Données et traitements dans l'organisation
Toutes ces interactions génèrent énormément de données, et leur gestion est encore approximative pour bon nombre d'entreprises. Leur consolidation au sein d'une base de données unique, uniformisée n'est réalisée que par 62,5% des entreprises. Cela signifie que quasiment 4 entreprises sur 10 ne disposent pas d'un socle fiable pour exploiter leurs données. Il semble d'ailleurs que la gestion de la qualité des données soit encore perçue comme un challenge pour les entreprises : 21,9% des répondants de l'enquête ont ainsi déclaré que la gestion des données collectées est l'un des trois challenges les plus importants pour leur entreprise. Et 40,2% d'entre elles déclarent posséder une vue tronquée de leurs clients à travers les canaux.
Pour autant, seules 37,9% des organisations ont déclaré gérer les différents canaux de communication de façon centralisée, sous une même direction. La difficulté à aligner leurs pratiques à travers les canaux les empêche potentiellement de mener leur stratégie à leur terme.
Organisation et équipement en solutions marketing
Au-delà de la simple gestion des données, ce constat s'applique aux stratégies marketing globales des entreprises. 17,9 % des répondants de l'enquête déclarent posséder une stratégie de data-driven marketing. Pourtant, seules 4,9% de l'ensemble des organisations interrogées déclarent avoir atteint le stade de data-driven marketing.
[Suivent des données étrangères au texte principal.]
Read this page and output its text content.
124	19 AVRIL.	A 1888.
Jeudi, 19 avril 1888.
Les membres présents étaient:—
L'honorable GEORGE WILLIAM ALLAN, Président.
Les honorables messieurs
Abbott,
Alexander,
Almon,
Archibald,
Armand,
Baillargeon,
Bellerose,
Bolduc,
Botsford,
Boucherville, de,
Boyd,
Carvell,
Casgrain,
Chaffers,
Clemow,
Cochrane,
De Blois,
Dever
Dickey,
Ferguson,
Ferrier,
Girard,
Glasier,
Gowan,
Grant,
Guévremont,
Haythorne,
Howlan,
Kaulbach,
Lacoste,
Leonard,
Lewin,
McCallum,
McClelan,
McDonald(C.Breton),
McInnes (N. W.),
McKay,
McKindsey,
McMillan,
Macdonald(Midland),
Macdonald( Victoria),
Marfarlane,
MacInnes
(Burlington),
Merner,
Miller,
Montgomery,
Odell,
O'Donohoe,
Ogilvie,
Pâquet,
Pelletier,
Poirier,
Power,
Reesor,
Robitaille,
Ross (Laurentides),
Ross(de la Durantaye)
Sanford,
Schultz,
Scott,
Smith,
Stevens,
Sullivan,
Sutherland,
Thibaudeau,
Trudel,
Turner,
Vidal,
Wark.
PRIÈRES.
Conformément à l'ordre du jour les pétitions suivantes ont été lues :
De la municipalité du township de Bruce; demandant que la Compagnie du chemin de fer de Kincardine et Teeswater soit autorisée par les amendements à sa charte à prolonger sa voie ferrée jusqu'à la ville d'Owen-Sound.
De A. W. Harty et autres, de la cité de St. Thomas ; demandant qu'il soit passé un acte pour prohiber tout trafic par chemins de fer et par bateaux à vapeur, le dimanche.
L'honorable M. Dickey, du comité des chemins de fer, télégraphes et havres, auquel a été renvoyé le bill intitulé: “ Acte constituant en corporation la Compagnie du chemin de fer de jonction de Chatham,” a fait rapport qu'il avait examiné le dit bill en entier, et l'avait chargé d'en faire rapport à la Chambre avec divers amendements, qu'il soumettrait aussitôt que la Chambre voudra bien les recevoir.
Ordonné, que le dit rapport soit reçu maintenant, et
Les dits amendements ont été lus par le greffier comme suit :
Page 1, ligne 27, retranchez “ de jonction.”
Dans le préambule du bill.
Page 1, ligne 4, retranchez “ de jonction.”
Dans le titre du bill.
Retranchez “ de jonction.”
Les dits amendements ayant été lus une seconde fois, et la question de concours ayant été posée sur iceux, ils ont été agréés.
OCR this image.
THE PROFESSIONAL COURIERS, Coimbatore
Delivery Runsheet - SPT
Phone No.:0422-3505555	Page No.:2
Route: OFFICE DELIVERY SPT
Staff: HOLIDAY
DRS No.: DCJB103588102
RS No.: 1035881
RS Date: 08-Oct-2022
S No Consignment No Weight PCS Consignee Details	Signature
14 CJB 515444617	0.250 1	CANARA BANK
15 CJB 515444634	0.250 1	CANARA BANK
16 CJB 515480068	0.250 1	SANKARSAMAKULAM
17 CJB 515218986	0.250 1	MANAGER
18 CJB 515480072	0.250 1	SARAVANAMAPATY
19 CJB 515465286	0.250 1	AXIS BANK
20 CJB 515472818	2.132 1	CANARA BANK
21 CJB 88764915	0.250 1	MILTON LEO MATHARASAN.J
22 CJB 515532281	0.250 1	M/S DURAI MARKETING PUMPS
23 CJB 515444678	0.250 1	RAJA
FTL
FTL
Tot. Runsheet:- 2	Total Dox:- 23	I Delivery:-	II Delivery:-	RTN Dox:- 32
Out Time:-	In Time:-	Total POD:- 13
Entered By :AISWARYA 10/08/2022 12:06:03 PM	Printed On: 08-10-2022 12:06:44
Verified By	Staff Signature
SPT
D'ailleurs, lorsque l'on les interroge sur leur équipement en solutions de gestion et d'exécution marketing, le constat est là: la part des organisations disposant d'une solution de marketing cross-canal est stable depuis 2014 (20,5%). Seuls 9,4% déclarent utiliser une solution intégrée pour nettoyer, centraliser, enrichir la donnée, ainsi que pour exécuter les campagnes de marketing cross-canal.
Il reste donc encore quelques challenges à relever pour les organisations afin d'aligner le degré de sophistication de leur marketing avec leurs ambitions stratégiques. Le data-driven marketing est au coeur de leurs préoccupations, et tant mieux. Il est synonyme de pratiques plus respectueuses du client, et à plus forte valeur ajoutée. Il faut cependant que les entreprises parviennent à intégrer toute la chaîne de valeur de la donnée dans leur organisation et leur exécution pour relever le défi.